New tactics cut soap giants down to size

The soap war enters a new phase as P&G and Lever fight for market dominance with format, rather than brand.

A month after Procter & Gamble and Lever Brothers confirmed they were planning to axe sub brands to reduce “consumer confusion” in the laundry detergents market (MW August 16) it has become clear a fresh battle is taking place among the soap giants based on format.

When Marketing Week first revealed Lever’s intention to drop its New Generation sub-brand in favour of the straight Persil name (MW December 15 1995), and P&G’s plans to axe Ariel Ultra (MW August 2), it appeared the soap giants intended a clean-up exercise aimed at refocusing on core brand support.

However, this week’s revelation that P&G has informed supermarkets that it intends to drop the big box powder format from Daz and Bold, and eventually withdraw altogether from the big box sector, signals a divergence in strategy between the soap giants.

Amidst all the furore about brand culling, P&G is systematically trying to undermine the big box sector which its rival Lever Brothers Persil dominates. At the time of the closure of Ariel Ultra and Ariel Colour, P&G also announced that the price of the big box would increase to the same level as the concentrates.

Persil is very weak in the concentrates market, a legacy of the Persil Power fiasco. But it is very strong in the big box sector where it is market leader with 25 per cent.

During the Persil Power débâcle Lever relaunched big box Persil Automatic and even launched a big box version of Persil Colour in an attempt to rebuild consumer trust in the Persil brand (MW May 19 1995). However, big box powders are less profitable than concentrates. And the same is true for the supermarkets own-brand detergents.

Tesco has more than 170 detergent product lines, including branded and own label.

Sainsbury’s began slashing the lines in its Novon range in July and there are plans to cut peripheral products even further. A spokesman says there will be further opportunities to cut detergent brands. “We need to reduce the number of lines in soap powders. We want to provide choice so that whatever consumers can buy in branded (detergents) they should be able to get in the Novon range.”

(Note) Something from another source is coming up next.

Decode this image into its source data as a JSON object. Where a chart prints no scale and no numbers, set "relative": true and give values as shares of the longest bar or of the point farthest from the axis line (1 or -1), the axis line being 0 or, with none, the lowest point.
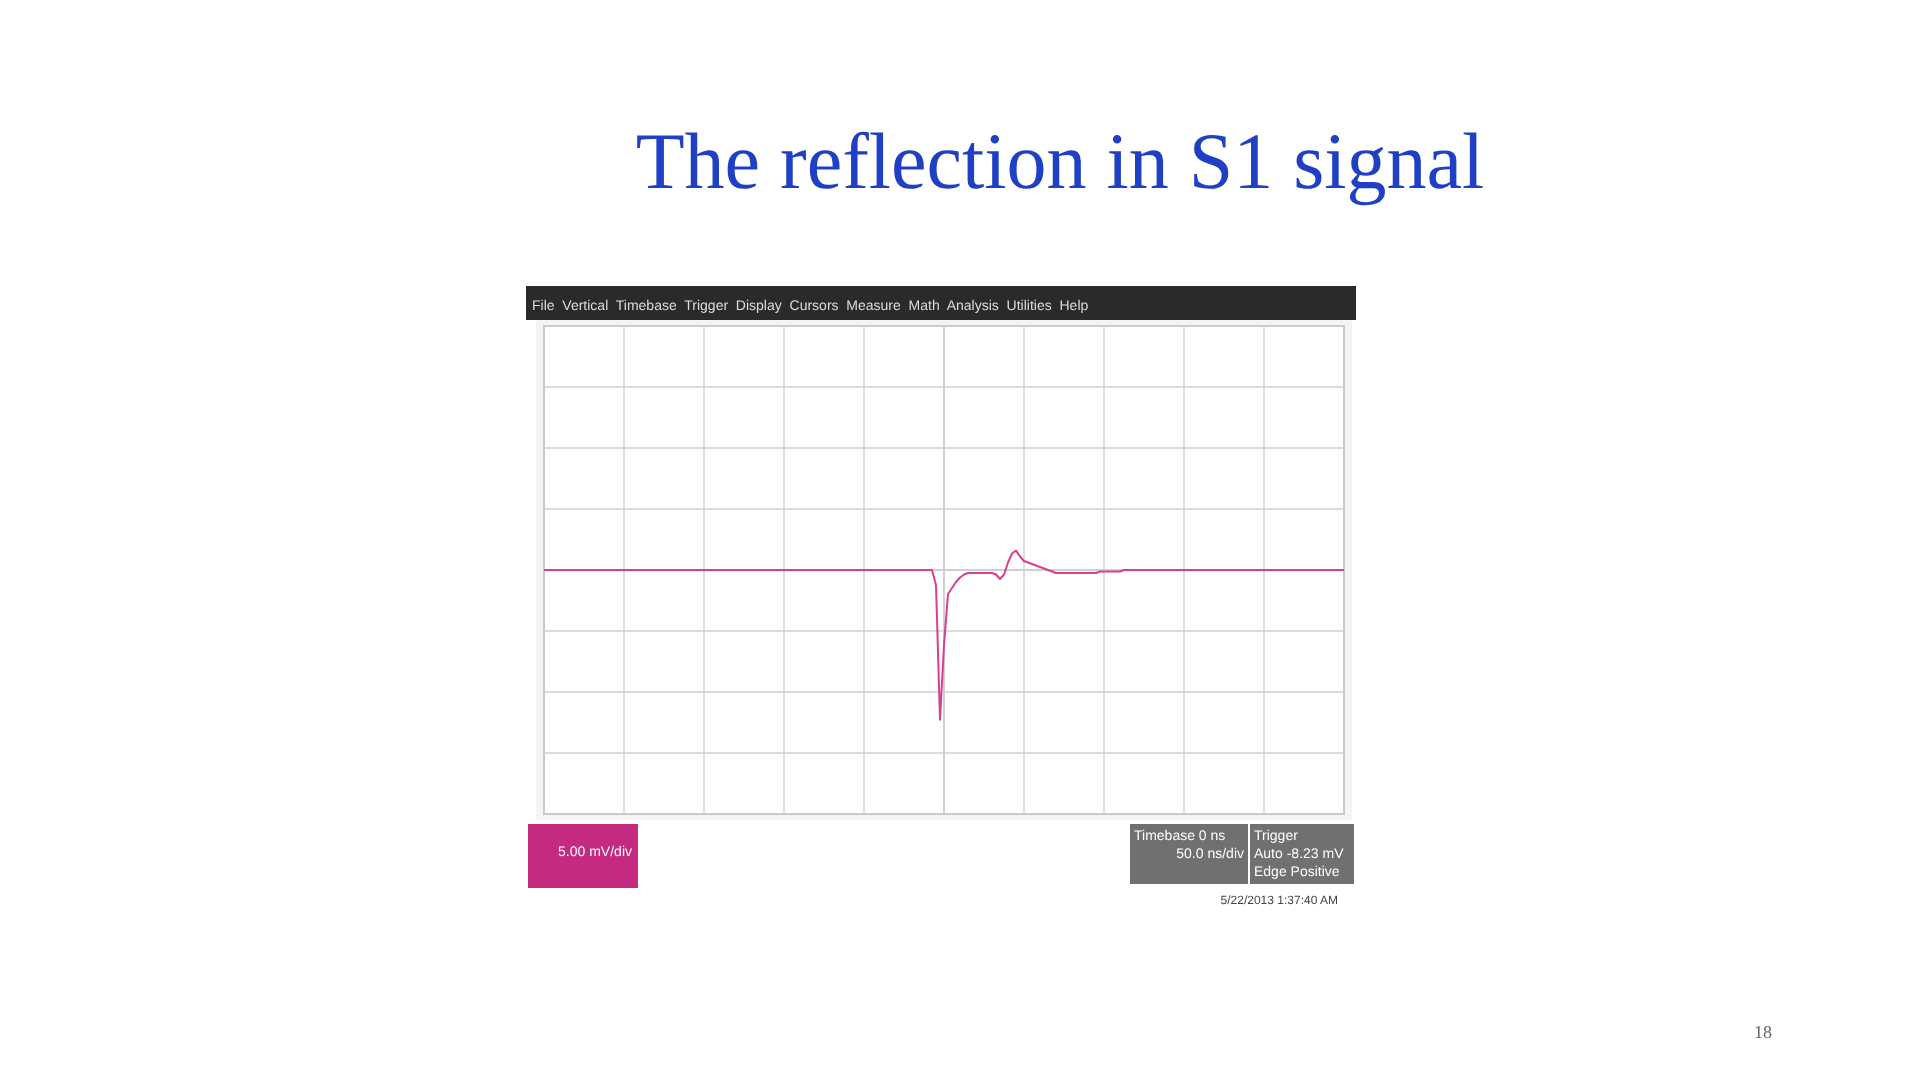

Although some of the other supermarkets are reluctant to disclose their plans to reduce own-label products, most are keeping a close eye on the effects of the move to cut subbrands by P&G and Lever Brothers. Safeway insists it has no plans to rationalise its brands, highlighting the fact that it has only 44 products in the Cyclon range.

In the Eighties, detergent manufacturers launched a series of brand extensions which multiplied the number of products on supermarket shelves several times over. This was done with a view to increasing marketshare. Now, with a mature market where the margins seem to be smaller, they have decided extra lines don’t necessarily deliver.

This adds to the increased pressure to improve profits, especially in the case of Lever.

P&G has been consistent all along. In 1994, its top executives tried to discourage Unilever from launching Persil Power because it would damage consumer confidence in brands and affect the prospects of the format P&G had made the greatest technological commitment to: concentrates.

P&G’s prophecy came true; the share of concentrates fell in the wake of the Persil Power fiasco and big box powders and liquids experienced a resurgence in sales.

However, P&G believes this resurgence will be short-lived and that concentrates will replace big box.

On the other hand, Lever believes big box variants will stay strong because of value for money perceptions. This is one of the reasons P&G made a move to introduce pricing parity between big box and concentrates. Consumers will compare the number of washes per product, rather than the price.

Retailers have been instrumental in assisting some of these moves. P&G and Lever have been frustrated and pressurised by the seemingly endless rows of product lines and the fact that comparatively low-margin products take up so much space.

Concentrated detergents are preferred by manufacturers and retailers because they are more profitable. Carrying fewer detergent lines, both branded and own label, not only allows them to maximise returns but also frees shelf space for higher margin products, such as perfumes or cosmetics. For manufacturers there is less packaging, costs are reduced when fewer lines are needed.

But Lever has been structurally weak in this market, ever since P&G beat it to market with Ariel Ultra in 1989. It was the need to pick up Persil’s sales in concentrates that led Lever to rush the inadequately tested Persil Power to market. Lever’s soft-sell marketing has therefore focused on brand values, rather than performance.

From now on it seems the soap war has reached a new phase. Rather than attempting a big push, like the great offensive of 1994, from now on it will be a war of position with each side trying to score small tactical victories in favour of their own particular format.